Los ciber - movimientos sociales

Desde el punto de vista de la tecnología, hay un antes y un después, pero no así en el de la violencia.
martes, 22 de octubre de 2013 · 10:46
 propósito del cruel asesinato de un joven en Santa Cruz, mucha gente pregunta por qué ocurren estas cosas ahora, como si antes hubiéramos estado libres de la crueldad y otros males parecidos. 
Tal vez la diferencia estribe en que, en el pasado, las noticias no se difundían tan rápido y era imposible que los testimonios se divulgaran a través de medios como el Facebook u otros, de modo tal que en cosa de minutos, miles de personas compartan la misma información y realicen el largo recorrido del comentario y la rápida construcción de la opinión en torno a temas de alta sensibilidad, como el de la seguridad pública.
Es posible, además, que esta respuesta más inmediata y activa de la sociedad ante crímenes y otros hechos delictivos obedezca a que, producto de esa multiplicación de espejos de violencia en que se han convertido las pantallas de televisión y otros medios, la sensación de vulnerabilidad y exposición se haya incrementado, lo que convierte el intercambio de información y opinión a través de las redes sociales en una suerte de mecanismo de defensa o espacio de seguridad frente a la evidencia del riesgo.
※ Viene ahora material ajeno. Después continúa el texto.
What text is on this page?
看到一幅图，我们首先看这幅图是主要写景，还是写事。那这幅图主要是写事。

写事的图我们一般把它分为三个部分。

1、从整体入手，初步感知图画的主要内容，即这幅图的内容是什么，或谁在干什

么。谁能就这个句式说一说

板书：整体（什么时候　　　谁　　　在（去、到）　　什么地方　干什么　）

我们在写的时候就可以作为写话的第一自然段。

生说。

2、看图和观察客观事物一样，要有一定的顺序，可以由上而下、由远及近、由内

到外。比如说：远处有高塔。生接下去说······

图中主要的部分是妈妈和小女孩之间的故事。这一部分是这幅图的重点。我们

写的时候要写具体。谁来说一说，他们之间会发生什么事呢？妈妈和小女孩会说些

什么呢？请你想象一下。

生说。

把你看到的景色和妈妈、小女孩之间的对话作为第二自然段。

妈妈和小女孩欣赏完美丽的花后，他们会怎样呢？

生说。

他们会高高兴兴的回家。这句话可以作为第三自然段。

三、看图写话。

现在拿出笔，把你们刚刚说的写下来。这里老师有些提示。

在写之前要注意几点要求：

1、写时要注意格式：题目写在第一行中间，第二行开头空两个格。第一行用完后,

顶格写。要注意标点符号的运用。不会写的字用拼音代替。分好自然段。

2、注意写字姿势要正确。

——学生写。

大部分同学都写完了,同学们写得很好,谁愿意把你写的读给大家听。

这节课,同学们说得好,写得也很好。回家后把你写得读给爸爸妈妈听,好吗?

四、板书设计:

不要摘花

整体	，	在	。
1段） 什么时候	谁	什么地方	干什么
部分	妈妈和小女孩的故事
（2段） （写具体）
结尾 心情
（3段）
Si hay que cuidarse es mejor hacerlo juntos.
En el Facebook mi queja o la expresión de mi indignación no sólo llega a los que figuran como mis "amigos”, sino a los amigos de éstos y así sucesivamente hasta llegar a una audiencia innumerable, que puede solidarizarse en torno a una causa o abrir una polémica en torno a otra. Paradójicamente, las redes sociales son una manera de renunciar a la soledad o más bien de transformar una reflexión solitaria en un asunto que emerge repentinamente como público.
Desde el punto de vista de la tecnología, obviamente, hay un antes y un después, pero no así en el de la violencia. De hecho, el siglo pasado fue sin duda uno de los más crueles y violentos de la historia: dos grandes guerras, innumerables conflictos de un extremo a otro del planeta, genocidios, etnocidios, Hiroshima, Nagasaki; la lista es larga y el recuento más que doloroso.
Que un personaje perturbado, vinculado a delitos de narcotráfico, haya asesinado a un muchacho en plena calle y delante de todo el mundo, debido a un choque de motocicletas, es un hecho que debe motivar alarma, porque desgraciadamente nadie está libre de ser protagonista de un incidente de tránsito y tampoco de quedar a expensas de un pandillero como el mencionado.
Hace 30 años o más este crimen tal vez no hubiera suscitado semejante nivel de controversia pública, precisamente porque no existían las mismas cajas tecnológicas de resonancia. A lo sumo hubiera sido noticia de impacto limitado en algún medio escrito o de importancia relativa en la agenda policial de los noticieros radiales y televisivos.
Por suerte hoy, un crimen así, lejos de pasar inadvertido, se convierte en un elemento central de una agenda informativa y de opinión construida desde la sociedad y, en esa medida, en una causa que ejerce una inusual presión sobre las autoridades para lograr un esclarecimiento rápido.
No, no es que estemos peor que antes o que hayamos perdido sensibilidad y entrado en un irreversible proceso en el que los valores más importantes de convivencia quedan de lado. Por el contrario - y ésta bien puede considerarse una afortunada consecuencia del desarrollo tecnológico - estamos aprendiendo por fin a convivir en comunidad -cibernética o como se la quiera llamar-, pero sin duda se trata de un grupo mucho más amplio y diverso, que puede llegar a compartir intereses y revelarse como un actor social  diferente a los tradicionales, y posiblemente mucho más dinámico y efectivo desde el punto de vista de su acción en el ámbito público.